A URL is short for Uniform Resource Locator, used to identify the location of a resource on the internet.

The format of a URL is scheme:[//authority]path[?query][#fragment], where authority = [userinfo@]host[:port].

  1. scheme - Indicates the protocol, such as http or ftp, required
  2. userinfo - User information for authentication, formatted as username:password, optional
  3. host - The host, can be a domain name or IP, required
  4. port - Port number, optional, defaults to the protocol's standard port
  5. path - Path, used to represent the directory and file address on the host. Optional
  6. query - Query parameters.

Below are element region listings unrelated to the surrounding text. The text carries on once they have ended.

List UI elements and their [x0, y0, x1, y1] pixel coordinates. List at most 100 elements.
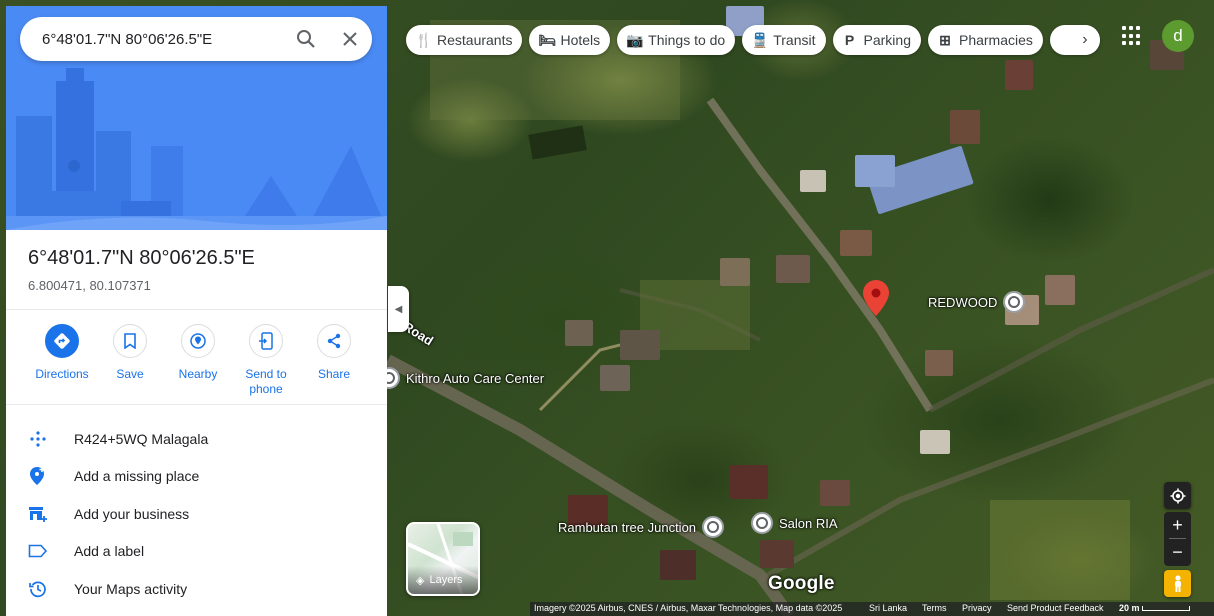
share-icon	[317, 324, 351, 358]
collapse-panel-button[interactable]: ◀	[388, 286, 409, 332]
list-item-text: Add a label	[74, 543, 145, 560]
country-link[interactable]: Sri Lanka	[869, 603, 907, 613]
building-roof	[1045, 275, 1075, 305]
send-to-phone-icon	[249, 324, 283, 358]
my-location-button[interactable]	[1164, 482, 1191, 509]
parking-icon: P	[844, 32, 855, 48]
list-item-maps-activity[interactable]: Your Maps activity	[28, 570, 208, 608]
poi-kithro[interactable]: Kithro Auto Care Center	[378, 367, 544, 389]
chip-hotels[interactable]: 🛏 Hotels	[529, 25, 611, 55]
list-item-text: Your Maps activity	[74, 580, 188, 597]
category-chips: 🍴 Restaurants 🛏 Hotels 📷 Things to do 🚆 …	[406, 25, 1100, 55]
street-view-pegman-button[interactable]	[1164, 570, 1191, 597]
layers-button[interactable]: ◈ Layers	[406, 522, 480, 596]
building-roof	[730, 465, 768, 499]
building-roof	[776, 255, 810, 283]
chip-label: Pharmacies	[958, 32, 1033, 48]
action-label: Send to phone	[245, 367, 287, 396]
restaurant-icon: 🍴	[415, 31, 433, 48]
poi-label: Rambutan tree Junction	[558, 519, 697, 535]
poi-label: Salon RIA	[779, 515, 838, 531]
list-item-add-missing-place[interactable]: Add a missing place	[28, 458, 208, 496]
building-roof	[565, 320, 593, 346]
chips-scroll-next-button[interactable]: ›	[1049, 25, 1100, 55]
list-item-add-business[interactable]: Add your business	[28, 495, 208, 533]
info-list: R424+5WQ Malagala Add a missing place Ad…	[28, 420, 208, 608]
divider	[6, 404, 387, 405]
place-coordinates[interactable]: 6.800471, 80.107371	[28, 278, 151, 293]
zoom-out-button[interactable]: −	[1164, 539, 1191, 566]
google-logo: Google	[768, 573, 835, 594]
chip-label: Things to do	[648, 32, 726, 48]
poi-salon[interactable]: Salon RIA	[751, 512, 838, 534]
history-icon	[28, 579, 48, 599]
list-item-plus-code[interactable]: R424+5WQ Malagala	[28, 420, 208, 458]
building-roof	[660, 550, 696, 580]
feedback-link[interactable]: Send Product Feedback	[1007, 603, 1104, 613]
poi-label: REDWOOD	[928, 294, 998, 310]
zoom-in-button[interactable]: +	[1164, 512, 1191, 539]
divider	[6, 309, 387, 310]
list-item-text: Add a missing place	[74, 468, 200, 485]
list-item-add-label[interactable]: Add a label	[28, 533, 208, 571]
google-apps-grid-icon[interactable]	[1122, 26, 1142, 46]
poi-redwood[interactable]: REDWOOD	[928, 291, 1026, 313]
bookmark-icon	[113, 324, 147, 358]
building-roof	[600, 365, 630, 391]
list-item-text: Add your business	[74, 505, 190, 522]
chip-parking[interactable]: P Parking	[832, 25, 921, 55]
poi-marker-icon	[1003, 291, 1026, 313]
action-label: Directions	[35, 367, 89, 381]
scale-label[interactable]: 20 m	[1119, 603, 1140, 613]
send-to-phone-button[interactable]: Send to phone	[232, 324, 300, 397]
add-place-icon	[28, 466, 48, 486]
poi-marker-icon	[751, 512, 773, 534]
action-label: Nearby	[178, 367, 218, 381]
search-input[interactable]: 6°48'01.7"N 80°06'26.5"E	[42, 31, 284, 48]
nearby-icon	[181, 324, 215, 358]
pegman-icon	[1174, 574, 1181, 592]
chip-label: Transit	[773, 32, 816, 48]
building-roof	[925, 350, 953, 376]
account-avatar[interactable]: d	[1162, 20, 1194, 52]
building-roof	[840, 230, 872, 256]
layers-label: Layers	[429, 574, 463, 586]
action-label: Share	[317, 367, 351, 381]
action-buttons: Directions Save Nearby Send to phone Sha…	[28, 324, 368, 397]
chevron-right-icon: ›	[1069, 25, 1100, 55]
layers-label-row: ◈ Layers	[408, 566, 478, 594]
poi-label: Kithro Auto Care Center	[406, 370, 545, 386]
my-location-icon	[1170, 488, 1185, 503]
poi-rambutan[interactable]: Rambutan tree Junction	[558, 516, 725, 538]
plus-code-icon	[28, 429, 48, 449]
privacy-link[interactable]: Privacy	[962, 603, 992, 613]
search-box[interactable]: 6°48'01.7"N 80°06'26.5"E	[20, 17, 372, 61]
chip-label: Hotels	[560, 32, 601, 48]
chip-things-to-do[interactable]: 📷 Things to do	[617, 25, 736, 55]
building-roof	[855, 155, 895, 187]
place-title: 6°48'01.7"N 80°06'26.5"E	[28, 247, 255, 269]
add-business-icon	[28, 504, 48, 524]
chip-pharmacies[interactable]: ⊞ Pharmacies	[927, 25, 1043, 55]
layers-icon: ◈	[416, 574, 425, 587]
building-roof	[620, 330, 660, 360]
close-icon[interactable]	[328, 17, 372, 61]
label-icon	[28, 541, 48, 561]
terms-link[interactable]: Terms	[922, 603, 947, 613]
chip-transit[interactable]: 🚆 Transit	[742, 25, 826, 55]
search-icon[interactable]	[284, 17, 328, 61]
location-pin-icon[interactable]	[863, 280, 889, 316]
divider	[1169, 538, 1186, 539]
save-button[interactable]: Save	[96, 324, 164, 397]
imagery-attribution: Imagery ©2025 Airbus, CNES / Airbus, Max…	[534, 603, 843, 613]
chip-label: Parking	[863, 32, 911, 48]
chevron-left-icon: ◀	[394, 303, 403, 315]
scale-bar	[1142, 606, 1190, 611]
directions-button[interactable]: Directions	[28, 324, 96, 397]
nearby-button[interactable]: Nearby	[164, 324, 232, 397]
building-roof	[820, 480, 850, 506]
share-button[interactable]: Share	[300, 324, 368, 397]
building-roof	[950, 110, 980, 144]
chip-restaurants[interactable]: 🍴 Restaurants	[406, 25, 523, 55]
hotel-icon: 🛏	[538, 31, 557, 48]
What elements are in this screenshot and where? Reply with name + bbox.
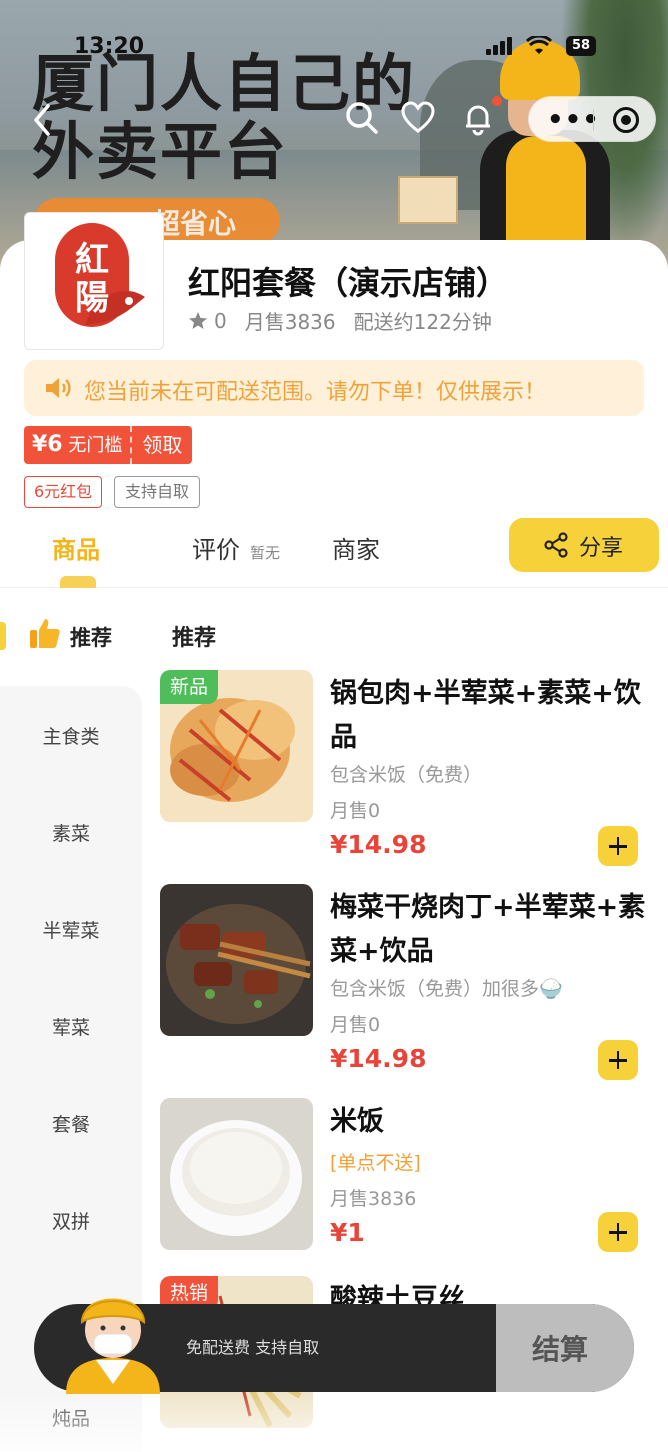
shop-name: 红阳套餐（演示店铺） [188, 264, 509, 302]
product-sold: 月售0 [330, 800, 381, 822]
coupon-value: ¥6 无门槛 [24, 426, 131, 464]
share-icon [544, 532, 568, 558]
more-menu-icon[interactable]: ••• [547, 105, 600, 135]
sidebar-item-staple[interactable]: 主食类 [0, 722, 142, 749]
share-label: 分享 [579, 536, 624, 561]
shop-tabs: 商品 评价 暂无 商家 分享 [0, 518, 668, 588]
speaker-icon [46, 378, 71, 398]
coupon[interactable]: ¥6 无门槛 领取 [24, 426, 193, 464]
add-to-cart-button[interactable] [598, 1212, 638, 1252]
product-price: ¥1 [330, 1218, 365, 1247]
tab-reviews-label: 评价 [192, 536, 240, 564]
shop-monthly-sales: 月售3836 [244, 310, 336, 334]
svg-text:紅: 紅 [75, 240, 109, 280]
new-badge: 新品 [160, 670, 219, 704]
tab-reviews[interactable]: 评价 暂无 [192, 530, 280, 565]
shop-rating: 0 [214, 308, 227, 333]
notification-dot [492, 96, 502, 106]
sidebar-item-double[interactable]: 双拼 [0, 1207, 142, 1234]
shop-delivery-time: 配送约122分钟 [353, 310, 492, 334]
delivery-notice: 您当前未在可配送范围。请勿下单！仅供展示！ [24, 360, 644, 416]
shop-logo-image: 紅 陽 [55, 223, 145, 327]
sidebar-item-half-meat[interactable]: 半荤菜 [0, 916, 142, 943]
share-button[interactable]: 分享 [509, 518, 659, 572]
tab-merchant-label: 商家 [332, 536, 380, 564]
nav-bar: ••• [0, 96, 668, 142]
checkout-label: 结算 [532, 1333, 589, 1366]
signal-icon [486, 37, 512, 55]
sidebar-recommend-label: 推荐 [70, 626, 112, 650]
product-item[interactable]: 梅菜干烧肉丁+半荤菜+素菜+饮品 包含米饭（免费）加很多🍚 月售0 ¥14.98 [160, 884, 660, 1084]
product-price: ¥14.98 [330, 830, 427, 859]
thumbs-up-icon [30, 619, 60, 648]
red-packet-tag: 6元红包 [24, 476, 103, 508]
status-time: 13:20 [74, 34, 145, 59]
heart-icon[interactable] [400, 100, 436, 136]
cart-note: 免配送费 支持自取 [186, 1338, 320, 1357]
shop-meta: 0 月售3836 配送约122分钟 [188, 306, 510, 335]
sidebar-item-set-meal[interactable]: 套餐 [0, 1110, 142, 1137]
sidebar-item-meat[interactable]: 荤菜 [0, 1013, 142, 1040]
bell-icon[interactable] [460, 100, 496, 136]
shop-logo: 紅 陽 [24, 212, 164, 350]
banner-pill-text: 超省心 [152, 207, 237, 240]
courier-mascot-icon [66, 1298, 160, 1394]
notice-text: 您当前未在可配送范围。请勿下单！仅供展示！ [84, 380, 547, 405]
search-icon[interactable] [344, 100, 380, 136]
tab-reviews-sub: 暂无 [250, 544, 281, 562]
product-price: ¥14.98 [330, 1044, 427, 1073]
star-icon [189, 311, 207, 329]
tab-merchant[interactable]: 商家 [332, 530, 380, 565]
product-name: 米饭 [330, 1106, 384, 1137]
product-image[interactable]: 新品 [160, 670, 313, 822]
svg-text:陽: 陽 [75, 278, 109, 318]
self-pickup-tag: 支持自取 [114, 476, 201, 508]
delivery-rider-image [470, 40, 610, 260]
sidebar-item-recommend[interactable]: 推荐 [0, 612, 150, 662]
coupon-amount: ¥6 [32, 432, 63, 457]
product-name: 梅菜干烧肉丁+半荤菜+素菜+饮品 [330, 892, 646, 967]
section-title: 推荐 [172, 626, 217, 651]
capsule-divider [593, 109, 594, 131]
tab-products[interactable]: 商品 [52, 530, 100, 565]
coupon-claim-button[interactable]: 领取 [130, 426, 193, 464]
add-to-cart-button[interactable] [598, 826, 638, 866]
sidebar-item-vegetable[interactable]: 素菜 [0, 819, 142, 846]
close-miniprogram-icon[interactable] [613, 107, 639, 133]
product-item[interactable]: 新品 锅包肉+半荤菜+素菜+饮品 包含米饭（免费） 月售0 ¥14.98 [160, 670, 660, 870]
status-icons: 58 [486, 36, 596, 56]
tab-products-label: 商品 [52, 536, 100, 564]
shop-page: 厦门人自己的 外卖平台 超省心 13:20 58 ••• 紅 陽 红阳套餐（演示… [0, 0, 668, 1452]
product-sold: 月售3836 [330, 1188, 417, 1210]
product-desc: 包含米饭（免费）加很多🍚 [330, 978, 563, 1000]
coupon-condition: 无门槛 [68, 435, 123, 456]
product-desc: 包含米饭（免费） [330, 764, 483, 786]
tab-active-indicator [60, 576, 96, 588]
bottom-fade [0, 1392, 668, 1452]
product-name: 锅包肉+半荤菜+素菜+饮品 [330, 678, 641, 753]
miniprogram-capsule: ••• [528, 96, 656, 142]
back-icon[interactable] [28, 100, 58, 140]
checkout-button[interactable]: 结算 [496, 1304, 634, 1392]
product-image[interactable] [160, 1098, 313, 1250]
status-bar: 13:20 58 [0, 30, 668, 70]
product-sold: 月售0 [330, 1014, 381, 1036]
battery-icon: 58 [566, 36, 596, 56]
product-desc: [单点不送] [330, 1152, 421, 1174]
product-image[interactable] [160, 884, 313, 1036]
sidebar-active-bar [0, 622, 6, 650]
add-to-cart-button[interactable] [598, 1040, 638, 1080]
wifi-icon [526, 36, 552, 54]
product-item[interactable]: 米饭 [单点不送] 月售3836 ¥1 [160, 1098, 660, 1258]
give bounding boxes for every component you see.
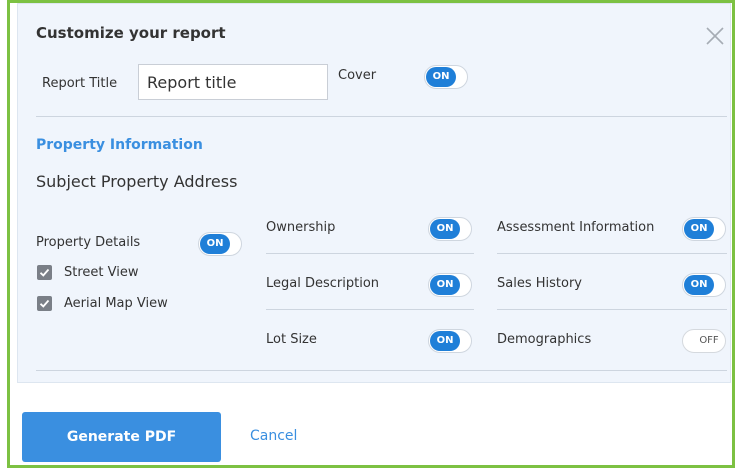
toggle-state: ON [684,275,714,295]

Optional
  7. fragment - Fragment, refers to a segment of a network resource. Optional

An example of a simple URL: https://www.codeeeee.com, using only scheme and host, with the default port for https being 443

What is a URI

URI stands for Uniform Resource Identifier, a short name for identifying a resource on the internet. URL and URI have the same format and are conceptually similar, sometimes interchangeable. The difference between URL and URI is, the former represents the location of a resource, while the latter represents the name of a resource. URL is a type of URI.

Why encode URLs

URLs can only contain characters from the ASCII set, so encoding is needed when characters outside this set appear. Also, some reserved characters in URLs, like :, /, &, need encoding to avoid confusion in URL parsing.

URL encoding rules

When encoding URLs, characters are represented by corresponding percent encodings (%). The specific rules for URL encoding can be referenced here

In Javascript, encodeURIComponent and decodeURIComponent can be used for encoding and decoding URLs.